Fatura da água sobe. AGERE clarifica que alteração não exige votação do executivo após denúncia do PS

A fatura da água e saneamento transformou-se no centro de um braço de ferro político e administrativo em Braga. Depois de o Partido Socialista (PS) ter denunciado a cobrança de novos valores sem a aprovação final do executivo, a empresa municipal quebra o silêncio para admitir um erro na tramitação do processo, enquanto o executivo camarário defende a validade dos aumentos por força contratual.
O vereador socialista Pedro Sousa acusa a administração e a autarquia de estarem a ignorar a decisão política de retirar o ponto da ordem de trabalhos na reunião de dia 18 de fevereiro e de estarem a ser aplicados aumentos “leoninos” nas faturas emitidas desde o início do mês, ignorando que o documento específico que validaria esses preços não obteve luz verde.

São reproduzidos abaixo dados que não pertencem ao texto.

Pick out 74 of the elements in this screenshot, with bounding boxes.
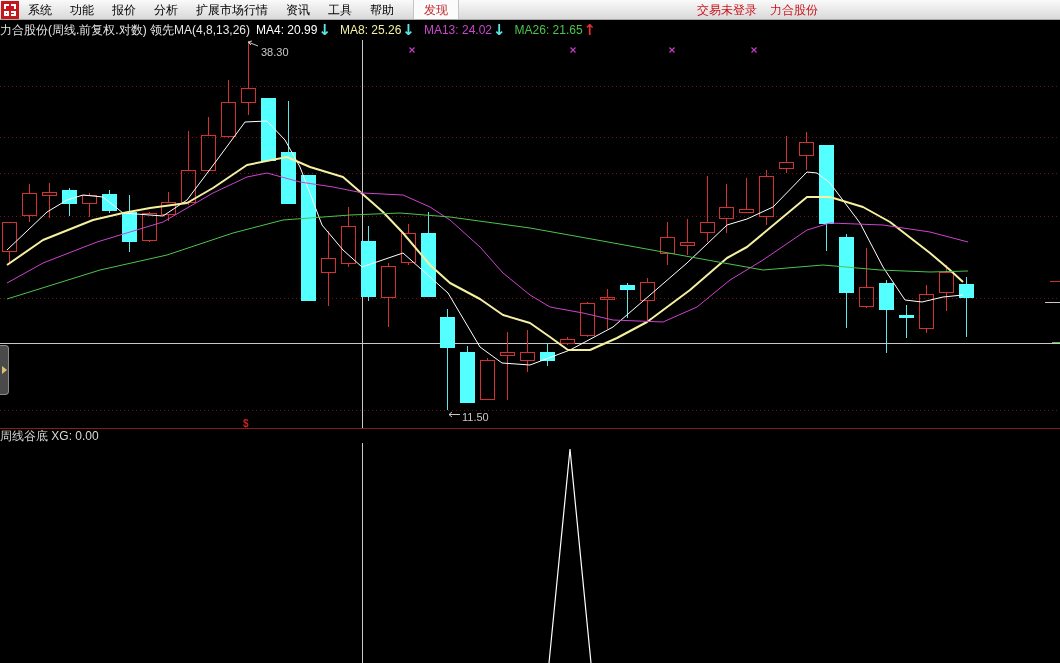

“É muito claro e inaceitável que estejam a ser cobrados aumentos – eu diria que leoninos – de 7%, 8% e quase 9% na fatura da água, quando, por erro ou não, também a Câmara Municipal e o Sr. Presidente, em ultima ratio, têm de dizer que houve uma deliberação desta matéria que chumbou estes aumentos.”
Pedro Sousa, vereador do PS
AGERE assume erro. município foca-se no contrato
Num esclarecimento enviado às redações, a AGERE assume a responsabilidade pelo impasse administrativo. A empresa explica que o regulamento tarifário para 2026 foi remetido ao município para deliberação “no seu todo”, quando “apenas deveria ter sido enviado o item relativo ao tarifário de saneamento móvel”. Para a AGERE, a quase totalidade do tarifário não depende de votação política, uma vez que resulta de uma fórmula de atualização prevista no contrato de gestão delegada de 2023, que entrou em vigor em janeiro de 2025.
Já o município de Braga sublinha que a votação na reunião de dia 18 foi “anulada” com a concordância de todos os vereadores para evitar dúvidas jurídicas, garantindo que “não subsiste qualquer ‘chumbo’ que possa ser invocado como decisão final”. A autarquia esclarece que a atualização tarifária é anual e decorre do contrato aprovado em reunião de câmara de abril de 2023.
Para o PS, estas explicações não apagam a responsabilidade do edil bracarense, João Rodrigues, na condução do processo.
“O responsável pela ordem de trabalhos é o presidente da câmara. Se o ponto não era para informação, mas para deliberação, naturalmente que a oposição pode votar contra, abster-se ou votar a favor. E não me venham sequer com a história do ‘papão’ das responsabilidades pessoais, porque nós enjeitamos esse discurso e ele não nos condiciona.”
Dúvidas sobre a legalidade e parecer da ERSAR
A AGERE justifica a dimensão da subida com a aplicação acumulada de índices de inflação de 2023 (para 2025) e de 2024 (para 2026). A empresa refere ainda que uma auditoria da ERSAR (Entidade Reguladora dos Serviços de Água e Resíduos), realizada em agosto, reforçou a obrigatoriedade de cumprir o contrato e implementar a taxa de saneamento móvel.
Apesar destas justificações técnicas, Pedro Sousa mantém “profundas dúvidas” sobre a validade de cobrar faturas sem luz verde formal do executivo.
“Esta política de aumento de tarifário é não só desajustada, como temos profundas dúvidas de que seja legalmente aceitável. Aquilo que esperamos, até porque essa é também a expectativa dos bracarenses, é que as entidades em causa, a AGERE e a Câmara Municipal de Braga, dêem, com a maior brevidade possível, esclarecimentos sobre esta matéria.”
Contactado pela RUM antes da emissão dos esclarecimentos oficiais, o presidente da câmara, João Rodrigues, remeteu qualquer explicação para o comunicado que seria enviado posteriormente às redações. A Universitária procurou também chegar à fala com a administradora executiva da AGERE, Alexandra Roeger, mas não obteve qualquer resposta.
No documento enviado, o município confirmou que solicitou um parecer técnico urgente à ERSAR para garantir a “segurança jurídica” e transparência de todo o processo. Por sua vez, a AGERE sublinhou no seu comunicado que foi “reiterado o pedido de parecer já anteriormente solicitado” à entidade reguladora relativamente ao regulamento tarifário para 2026.
Este aumento sucede a um período de congelamento tarifário em 2025, ano de eleições autárquicas.